Not to speak for someone else, but I feel like Mister Tee's reaction to this one might be similar to mine.
Belatedly (I only watched it tonight), I can tell you your instinct was on the money. I'm not opposed to long austere movies on general principle -- I quite liked Winter Sleep when I finally got around to it -- but I watched Leviathan with an ever-increasing feeling of "is this movie ever going to amount to anything?" It had some raw elements of a dramatic story, but it seemed to take pride in skipping over any high points, and making motives/details as opaque as possible. (Just for instance, what was the point of the gunfire heard off-screen at the moment Kolya ran to discover Dmitri and Lilya in flagrante delicto?

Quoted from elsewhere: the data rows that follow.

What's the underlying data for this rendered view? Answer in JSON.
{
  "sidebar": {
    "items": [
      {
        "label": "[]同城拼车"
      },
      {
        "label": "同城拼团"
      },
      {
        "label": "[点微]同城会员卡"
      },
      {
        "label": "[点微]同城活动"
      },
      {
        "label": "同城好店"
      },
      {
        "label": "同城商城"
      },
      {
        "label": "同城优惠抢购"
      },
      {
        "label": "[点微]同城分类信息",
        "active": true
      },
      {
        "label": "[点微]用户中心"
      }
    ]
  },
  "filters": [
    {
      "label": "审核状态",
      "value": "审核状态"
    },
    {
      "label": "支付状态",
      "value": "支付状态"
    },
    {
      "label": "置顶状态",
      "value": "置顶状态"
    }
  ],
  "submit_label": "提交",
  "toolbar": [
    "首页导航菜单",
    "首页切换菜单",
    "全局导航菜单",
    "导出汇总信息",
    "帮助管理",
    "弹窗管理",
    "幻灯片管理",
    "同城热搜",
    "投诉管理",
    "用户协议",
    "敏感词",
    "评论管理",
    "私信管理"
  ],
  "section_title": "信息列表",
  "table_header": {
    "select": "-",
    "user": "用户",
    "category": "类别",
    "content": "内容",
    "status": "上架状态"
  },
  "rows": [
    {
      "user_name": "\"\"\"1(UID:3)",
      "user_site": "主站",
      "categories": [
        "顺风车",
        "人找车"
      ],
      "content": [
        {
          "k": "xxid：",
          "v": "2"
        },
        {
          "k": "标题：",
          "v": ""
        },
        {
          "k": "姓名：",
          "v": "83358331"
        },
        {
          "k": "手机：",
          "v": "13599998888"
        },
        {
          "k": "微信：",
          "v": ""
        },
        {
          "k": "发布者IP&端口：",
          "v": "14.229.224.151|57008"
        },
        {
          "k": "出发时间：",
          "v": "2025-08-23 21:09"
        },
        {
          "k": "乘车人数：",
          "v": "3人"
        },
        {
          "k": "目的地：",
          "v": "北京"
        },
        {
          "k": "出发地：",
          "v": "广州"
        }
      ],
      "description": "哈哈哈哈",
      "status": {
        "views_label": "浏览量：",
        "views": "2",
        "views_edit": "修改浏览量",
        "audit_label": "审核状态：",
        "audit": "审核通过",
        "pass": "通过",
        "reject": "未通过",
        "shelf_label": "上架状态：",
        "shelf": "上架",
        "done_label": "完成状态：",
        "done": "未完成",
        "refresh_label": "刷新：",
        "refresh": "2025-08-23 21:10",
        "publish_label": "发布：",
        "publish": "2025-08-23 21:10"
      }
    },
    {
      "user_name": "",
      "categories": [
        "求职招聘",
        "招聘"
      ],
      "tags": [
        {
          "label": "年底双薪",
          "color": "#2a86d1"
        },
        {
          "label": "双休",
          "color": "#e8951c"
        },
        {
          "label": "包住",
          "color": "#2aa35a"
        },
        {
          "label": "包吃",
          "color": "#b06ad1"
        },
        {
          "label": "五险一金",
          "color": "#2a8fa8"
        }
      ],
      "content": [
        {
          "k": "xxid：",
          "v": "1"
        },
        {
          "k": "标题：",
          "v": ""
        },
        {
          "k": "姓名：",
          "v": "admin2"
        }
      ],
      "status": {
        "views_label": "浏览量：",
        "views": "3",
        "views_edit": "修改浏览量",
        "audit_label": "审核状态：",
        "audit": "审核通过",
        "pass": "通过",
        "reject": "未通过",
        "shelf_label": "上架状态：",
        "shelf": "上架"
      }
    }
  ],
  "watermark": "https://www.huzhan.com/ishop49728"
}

To fool us into thinking something interesting had happened?) Of course I'd suspected as soon as Dmitri put the screws to the Mayor that there'd be ugly retaliation...but then the Mayor specifically tells all his confidantes he's powerless to do anything, and he underlines, Don't do anything to the lawyer. How does that square with his participating in a public beating? And then the fact that he appears (though the film, reticent as ever, won't quite say it aloud) to have framed Kolya? It just seemed a cheat. Plus, didn't the plan's success rely on the fact that Dmitri was gone from the scene -- something that may not have happened absent the discovery of the affair, something the Mayor couldn't have known would happen?
Ah, the hell with it -- I'm giving the film more of my effort that it deserves (and I agree, dragging in the Book of Job in the last hour to justify the film's content was rather desperate and done half-assed). It amazes me how many people raved about this thing.